The steady growth of the high-energy spectral cut-off in relativistic magnetic reconnection

Abstract

Magnetic reconnection is invoked as an efficient particle accelerator in a variety of astrophysical sources of non-thermal high-energy radiation. With large-scale two-dimensional particle-in-cell simulations of relativistic reconnection (i.e., with magnetization $\sigma\gg1$) in pair plasmas, we study the long-term evolution of the power-law slope and high-energy cutoff of the spectrum of accelerated particles. We find that the high-energy spectral cutoff does not saturate at $\gamma_{\rm cut}\sim 4\sigma$, as claimed by earlier studies, but it steadily grows with time as long as the reconnection process stays active.

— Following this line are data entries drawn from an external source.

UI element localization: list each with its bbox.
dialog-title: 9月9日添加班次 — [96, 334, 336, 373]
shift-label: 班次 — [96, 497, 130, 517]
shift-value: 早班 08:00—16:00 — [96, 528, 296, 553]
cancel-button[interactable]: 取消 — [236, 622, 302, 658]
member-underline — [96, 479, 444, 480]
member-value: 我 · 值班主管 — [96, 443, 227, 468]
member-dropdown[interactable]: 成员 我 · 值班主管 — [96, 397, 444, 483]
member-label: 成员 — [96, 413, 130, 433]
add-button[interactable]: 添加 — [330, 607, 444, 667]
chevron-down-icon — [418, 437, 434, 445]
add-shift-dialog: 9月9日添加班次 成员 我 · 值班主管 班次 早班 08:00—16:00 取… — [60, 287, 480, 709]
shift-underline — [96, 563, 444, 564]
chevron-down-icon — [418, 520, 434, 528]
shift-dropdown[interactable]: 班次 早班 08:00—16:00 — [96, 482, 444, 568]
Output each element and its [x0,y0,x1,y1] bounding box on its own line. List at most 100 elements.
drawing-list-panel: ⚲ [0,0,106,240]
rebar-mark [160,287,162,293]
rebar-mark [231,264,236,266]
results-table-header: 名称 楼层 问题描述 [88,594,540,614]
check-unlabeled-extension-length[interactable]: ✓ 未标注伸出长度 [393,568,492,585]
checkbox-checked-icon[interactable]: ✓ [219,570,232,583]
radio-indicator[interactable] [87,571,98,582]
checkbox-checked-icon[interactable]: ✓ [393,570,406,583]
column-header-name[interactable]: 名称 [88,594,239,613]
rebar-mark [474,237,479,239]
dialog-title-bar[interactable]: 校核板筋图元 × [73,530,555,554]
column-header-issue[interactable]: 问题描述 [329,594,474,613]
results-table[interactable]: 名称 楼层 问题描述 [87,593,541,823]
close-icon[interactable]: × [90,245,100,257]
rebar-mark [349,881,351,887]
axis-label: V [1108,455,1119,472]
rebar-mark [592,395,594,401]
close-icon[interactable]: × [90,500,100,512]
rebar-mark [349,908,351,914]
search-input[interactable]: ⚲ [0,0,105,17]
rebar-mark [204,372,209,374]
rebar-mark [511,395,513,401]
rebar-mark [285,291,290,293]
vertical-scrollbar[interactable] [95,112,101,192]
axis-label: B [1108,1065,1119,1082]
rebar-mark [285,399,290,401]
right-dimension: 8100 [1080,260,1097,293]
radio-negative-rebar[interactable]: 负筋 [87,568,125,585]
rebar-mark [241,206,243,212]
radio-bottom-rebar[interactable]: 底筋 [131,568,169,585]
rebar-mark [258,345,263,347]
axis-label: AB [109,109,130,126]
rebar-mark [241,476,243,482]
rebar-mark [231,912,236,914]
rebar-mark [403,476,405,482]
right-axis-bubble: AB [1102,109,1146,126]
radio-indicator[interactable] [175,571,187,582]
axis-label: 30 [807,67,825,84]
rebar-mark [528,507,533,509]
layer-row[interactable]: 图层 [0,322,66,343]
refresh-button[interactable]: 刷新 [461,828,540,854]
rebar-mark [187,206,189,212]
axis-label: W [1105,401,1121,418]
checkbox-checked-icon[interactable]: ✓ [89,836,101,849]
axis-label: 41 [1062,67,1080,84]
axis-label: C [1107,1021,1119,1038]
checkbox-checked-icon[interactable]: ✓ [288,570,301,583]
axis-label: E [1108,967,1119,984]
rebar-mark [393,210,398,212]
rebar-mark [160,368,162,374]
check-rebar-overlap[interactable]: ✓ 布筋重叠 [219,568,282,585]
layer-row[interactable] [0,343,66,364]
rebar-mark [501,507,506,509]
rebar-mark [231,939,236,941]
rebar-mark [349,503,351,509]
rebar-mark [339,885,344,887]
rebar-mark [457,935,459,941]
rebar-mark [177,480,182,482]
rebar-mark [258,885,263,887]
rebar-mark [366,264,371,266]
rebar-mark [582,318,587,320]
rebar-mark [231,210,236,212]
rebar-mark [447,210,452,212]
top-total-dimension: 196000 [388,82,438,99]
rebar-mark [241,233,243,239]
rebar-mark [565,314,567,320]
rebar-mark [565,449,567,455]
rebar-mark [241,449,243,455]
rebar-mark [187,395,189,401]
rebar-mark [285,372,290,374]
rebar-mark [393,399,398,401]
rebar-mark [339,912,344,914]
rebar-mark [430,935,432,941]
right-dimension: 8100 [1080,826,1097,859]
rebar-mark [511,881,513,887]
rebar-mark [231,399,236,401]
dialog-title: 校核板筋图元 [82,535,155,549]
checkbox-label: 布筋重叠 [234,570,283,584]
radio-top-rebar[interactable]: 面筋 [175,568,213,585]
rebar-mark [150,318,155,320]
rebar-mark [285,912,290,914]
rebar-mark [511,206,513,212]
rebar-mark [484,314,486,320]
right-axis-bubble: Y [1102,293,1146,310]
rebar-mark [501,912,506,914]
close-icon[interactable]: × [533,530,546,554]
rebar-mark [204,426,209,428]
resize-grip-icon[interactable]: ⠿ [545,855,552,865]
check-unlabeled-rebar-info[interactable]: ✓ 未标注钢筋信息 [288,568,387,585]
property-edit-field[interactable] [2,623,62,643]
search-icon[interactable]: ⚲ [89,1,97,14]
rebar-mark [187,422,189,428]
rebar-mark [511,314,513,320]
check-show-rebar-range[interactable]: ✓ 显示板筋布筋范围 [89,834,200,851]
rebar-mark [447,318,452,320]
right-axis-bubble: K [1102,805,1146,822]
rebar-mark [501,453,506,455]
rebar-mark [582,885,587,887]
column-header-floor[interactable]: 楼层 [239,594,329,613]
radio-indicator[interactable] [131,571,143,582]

At late times, the cutoff scales approximately as $\gamma_{\rm cut}\propto \sqrt{t}$, regardless of the flow magnetization and initial temperature. We show that the particles dominating the high-energy spectral cutoff reside in plasmoids, and in particular in a strongly magnetised ring around the plasmoid core. The growth of their energy is driven by the increase in the local field strength, coupled with the conservation of the first adiabatic invariant. We also find that the power-law slope of the spectrum ($p=-{\rm d}\log N/{\rm d}\log \gamma$) evolves with time. For $\sigma\gtrsim10$, the spectrum is hard at early times ($p\lesssim 2$), but it tends to asymptote to $p\sim 2$; the steepening of the power-law slope allows the spectral cutoff to extend to higher and higher energies, without violating the fixed energy budget of the system. Our results demonstrate that relativistic reconnection is a viable candidate for accelerating the high-energy particles emitting in relativistic astrophysical sources.